The S3 Proxy uses access tokens as the main authentication mechanism.

The sda authentication service (https://github.com/neicnordic/sensitive-data-archive/tree/main/sda-auth) is designed to convert CEGA REST endpoint authentication to a JWT that can be used when uploading to the S3 proxy.

The proxy requires the user to set the bucket name the same as the username when uploading data, s3cmd put FILE s3://USER_NAME/path/to/file

s3inbox Service

The s3inbox proxies uploads to the an S3 compatible storage backend. Users are authenticated with a JWT instead of access_key and secret_key used normally for S3.

Service Description

The s3inbox proxies uploads to an S3 compatible storage backend.

  1. Parses and validates the JWT token (access_token in the S3 config file) against the public keys, either locally provisioned or from OIDC JWK endpoints.
  2. If the token is valid the file is passed on to the S3 backend
  3. The file is registered in the database
  4. The inbox-upload message is sent to the inbox queue, with the sub field from the token as the user in the message. If this fails an error will be written to the logs.
Communication
  • s3inbox proxies uploads to inbox storage.
  • s3inbox inserts file information in the database using the RegisterFile database function and marks it as uploaded in the file_event_log
  • s3inbox writes messages to one RabbitMQ queue (commonly: inbox).
Configuration

There are a number of options that can be set for the s3inbox service. These settings can be set by mounting a yaml-file at /config.yaml with settings.

ex.

log:
  level: "debug"
  format: "json"

They may also be set using environment variables like:

export LOG_LEVEL="debug"
export LOG_FORMAT="json"
Server settings

These settings control the TLS status and where the service gets the public keys to validate the JWT tokens.

  • SERVER_CERT: path to the x509 certificate used by the service
  • SERVER_KEY: path to the x509 private key used by the service
  • SERVER_JWTPUBKEYPATH: full path to the folder containing public keys used to validate JWT tokens
  • SERVER_JWTPUBKEYURL: URL to OIDC JWK endpoint
RabbitMQ broker settings

These settings control how verify connects to the RabbitMQ message broker.

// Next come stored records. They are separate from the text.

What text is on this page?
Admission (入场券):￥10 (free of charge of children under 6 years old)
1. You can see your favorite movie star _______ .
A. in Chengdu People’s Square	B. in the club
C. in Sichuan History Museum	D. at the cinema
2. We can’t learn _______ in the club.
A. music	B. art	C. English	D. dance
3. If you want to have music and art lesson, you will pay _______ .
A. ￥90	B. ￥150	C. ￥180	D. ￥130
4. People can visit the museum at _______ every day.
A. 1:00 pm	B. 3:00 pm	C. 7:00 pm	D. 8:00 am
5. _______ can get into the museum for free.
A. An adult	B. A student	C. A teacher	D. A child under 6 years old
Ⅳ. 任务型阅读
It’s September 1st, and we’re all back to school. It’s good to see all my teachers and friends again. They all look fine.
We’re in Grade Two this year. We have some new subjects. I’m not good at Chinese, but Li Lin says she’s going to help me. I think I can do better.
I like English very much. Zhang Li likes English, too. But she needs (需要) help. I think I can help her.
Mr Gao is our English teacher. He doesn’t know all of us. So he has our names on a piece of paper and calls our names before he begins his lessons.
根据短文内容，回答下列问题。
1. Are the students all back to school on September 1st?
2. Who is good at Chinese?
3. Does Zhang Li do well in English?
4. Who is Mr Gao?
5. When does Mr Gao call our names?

  • BROKER_HOST: hostname of the RabbitMQ server
  • BROKER_PORT: RabbitMQ broker port (commonly: 5671 with TLS and 5672 without)
  • BROKER_QUEUE: message queue to read messages from (commonly: archived)
  • BROKER_ROUTINGKEY: Routing key for publishing messages (commonly: verified)
  • BROKER_USER: username to connect to RabbitMQ
  • BROKER_PASSWORD: password to connect to RabbitMQ
  • BROKER_PREFETCHCOUNT: Number of messages to pull from the message server at the time (default to 2)
PostgreSQL Database settings
  • DB_HOST: hostname for the postgresql database
  • DB_PORT: database port (commonly: 5432)
  • DB_PASSWORD: password for the database
  • DB_DATABASE: database name
  • DB_SSLMODE: The TLS encryption policy to use for database connections, valid options are:
    • disable
    • allow
    • prefer
    • require
    • verify-ca
    • verify-full

More information is available in the postgresql documentation

Note that if DB_SSLMODE is set to anything but disable, then DB_CACERT needs to be set, and if set to verify-full, then DB_CLIENTCERT, and DB_CLIENTKEY must also be set.

  • DB_CLIENTKEY: key-file for the database client certificate
  • DB_CLIENTCERT: database client certificate file
  • DB_CACERT: Certificate Authority (CA) certificate for the database to use
Storage settings
  • INBOX_TYPE: Valid value is S3
  • INBOX_URL: URL to the S3 system
  • INBOX_ACCESSKEY: The S3 access and secret key are used to authenticate to S3, more info at AWS
  • INBOX_SECRETKEY: The S3 access and secret key are used to authenticate to S3, more info at AWS
  • INBOX_BUCKET: The S3 bucket to use as the storage root
  • INBOX_PORT: S3 connection port (default: 443)
  • INBOX_REGION: S3 region (default: us-east-1)
  • INBOX_CHUNKSIZE: S3 chunk size for multipart uploads.
  • INBOX_CACERT: Certificate Authority (CA) certificate for the storage system, this is only needed if the S3 server has a certificate signed by a private entity
Logging settings
  • LOG_FORMAT can be set to “json” to get logs in json format. All other values result in text logging
  • LOG_LEVEL can be set to one of the following, in increasing order of severity:
    • trace
    • debug
    • info
    • warn (or warning)
    • error
    • fatal
    • panic